The committee was sitting in a semi-circle on a daïs, facing an audience of a hundred or so of young, good-looking, clear-complexioned and attentive young persons, like a picture of the hopeful utopian world they strove to bring about. I took my place facing the panel and counted them again. Thirteen, not twelve: or had I miscounted? The panel member to my far left, presumably the last one in, looked very like Ted. I was almost sure yet not quite sure that it was. Revenants seem to have a way of always looking rather like someone else, if only temporarily.
I took my time to settle. All assembled waited patiently, then the Chairman addressed me. He sat in the centre of the semi-circle, a charming man with a big nose and deep set if slightly rheumy eyes. He exuded power and grace.
‘Our thanks to you for coming in to speak to the Ethics Committee, Mrs Whitman,’ he said to me, in his rich, kindly voice. ‘We are honoured and flattered.’ On cue the organ next door struck up a chord or two.

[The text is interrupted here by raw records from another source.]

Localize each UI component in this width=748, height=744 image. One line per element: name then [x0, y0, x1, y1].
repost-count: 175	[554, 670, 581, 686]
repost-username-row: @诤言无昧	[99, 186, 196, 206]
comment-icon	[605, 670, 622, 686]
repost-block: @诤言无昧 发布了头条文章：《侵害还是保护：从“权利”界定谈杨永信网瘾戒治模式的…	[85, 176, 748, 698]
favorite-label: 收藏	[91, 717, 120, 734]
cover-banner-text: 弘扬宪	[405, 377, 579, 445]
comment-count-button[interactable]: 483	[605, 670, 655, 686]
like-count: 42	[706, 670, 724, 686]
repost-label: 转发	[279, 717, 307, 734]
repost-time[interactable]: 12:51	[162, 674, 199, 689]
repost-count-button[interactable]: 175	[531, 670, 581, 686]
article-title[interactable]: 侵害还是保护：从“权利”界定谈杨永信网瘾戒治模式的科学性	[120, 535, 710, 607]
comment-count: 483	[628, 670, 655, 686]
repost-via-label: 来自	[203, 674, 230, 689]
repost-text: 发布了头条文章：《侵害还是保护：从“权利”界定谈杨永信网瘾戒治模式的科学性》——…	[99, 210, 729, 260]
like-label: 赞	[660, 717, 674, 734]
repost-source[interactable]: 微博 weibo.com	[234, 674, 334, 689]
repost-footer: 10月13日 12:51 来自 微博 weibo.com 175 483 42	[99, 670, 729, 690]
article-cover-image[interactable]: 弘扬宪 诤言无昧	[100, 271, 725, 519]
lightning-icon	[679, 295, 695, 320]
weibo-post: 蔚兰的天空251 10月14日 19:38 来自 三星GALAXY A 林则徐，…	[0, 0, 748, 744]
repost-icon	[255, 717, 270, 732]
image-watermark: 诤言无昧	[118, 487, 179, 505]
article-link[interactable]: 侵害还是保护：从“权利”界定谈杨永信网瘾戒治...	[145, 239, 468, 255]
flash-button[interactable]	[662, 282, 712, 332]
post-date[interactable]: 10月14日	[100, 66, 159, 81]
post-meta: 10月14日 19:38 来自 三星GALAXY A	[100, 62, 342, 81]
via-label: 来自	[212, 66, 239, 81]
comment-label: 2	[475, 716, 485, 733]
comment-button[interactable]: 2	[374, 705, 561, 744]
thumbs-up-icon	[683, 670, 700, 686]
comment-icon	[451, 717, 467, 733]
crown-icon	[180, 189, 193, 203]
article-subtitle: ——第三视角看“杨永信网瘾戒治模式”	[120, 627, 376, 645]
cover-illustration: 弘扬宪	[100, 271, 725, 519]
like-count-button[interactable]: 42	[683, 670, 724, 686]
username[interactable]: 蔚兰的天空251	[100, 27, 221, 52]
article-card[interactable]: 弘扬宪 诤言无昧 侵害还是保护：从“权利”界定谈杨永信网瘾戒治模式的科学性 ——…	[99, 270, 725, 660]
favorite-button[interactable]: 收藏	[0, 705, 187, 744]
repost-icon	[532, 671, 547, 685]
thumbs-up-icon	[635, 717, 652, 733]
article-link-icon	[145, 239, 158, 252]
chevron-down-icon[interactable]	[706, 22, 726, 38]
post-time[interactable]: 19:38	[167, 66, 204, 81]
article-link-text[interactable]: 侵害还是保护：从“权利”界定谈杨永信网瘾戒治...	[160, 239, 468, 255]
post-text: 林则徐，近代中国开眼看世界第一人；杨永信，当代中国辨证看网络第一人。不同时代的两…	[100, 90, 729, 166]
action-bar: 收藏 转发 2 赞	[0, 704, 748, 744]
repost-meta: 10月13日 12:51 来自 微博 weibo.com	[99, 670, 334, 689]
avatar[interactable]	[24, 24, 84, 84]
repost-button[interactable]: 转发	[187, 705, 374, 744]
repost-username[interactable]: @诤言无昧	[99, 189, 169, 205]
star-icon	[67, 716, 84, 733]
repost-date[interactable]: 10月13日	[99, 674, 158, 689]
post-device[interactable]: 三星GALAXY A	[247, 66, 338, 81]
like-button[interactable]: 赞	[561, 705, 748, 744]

This was an absurdly over stage-managed event. ‘You have worked long and hard for us in our outreach programme and contributed your outstanding talents towards a greater understanding of the nature of the barriers that exist between the living and the dead. Future generations will be grateful to you.’ I couldn’t point out that my hard work had consisted mainly of sex and sleeping: it’s only courteous to accept compliments when they come one’s way. ‘And now we have some questions for you, Mrs Whitman.’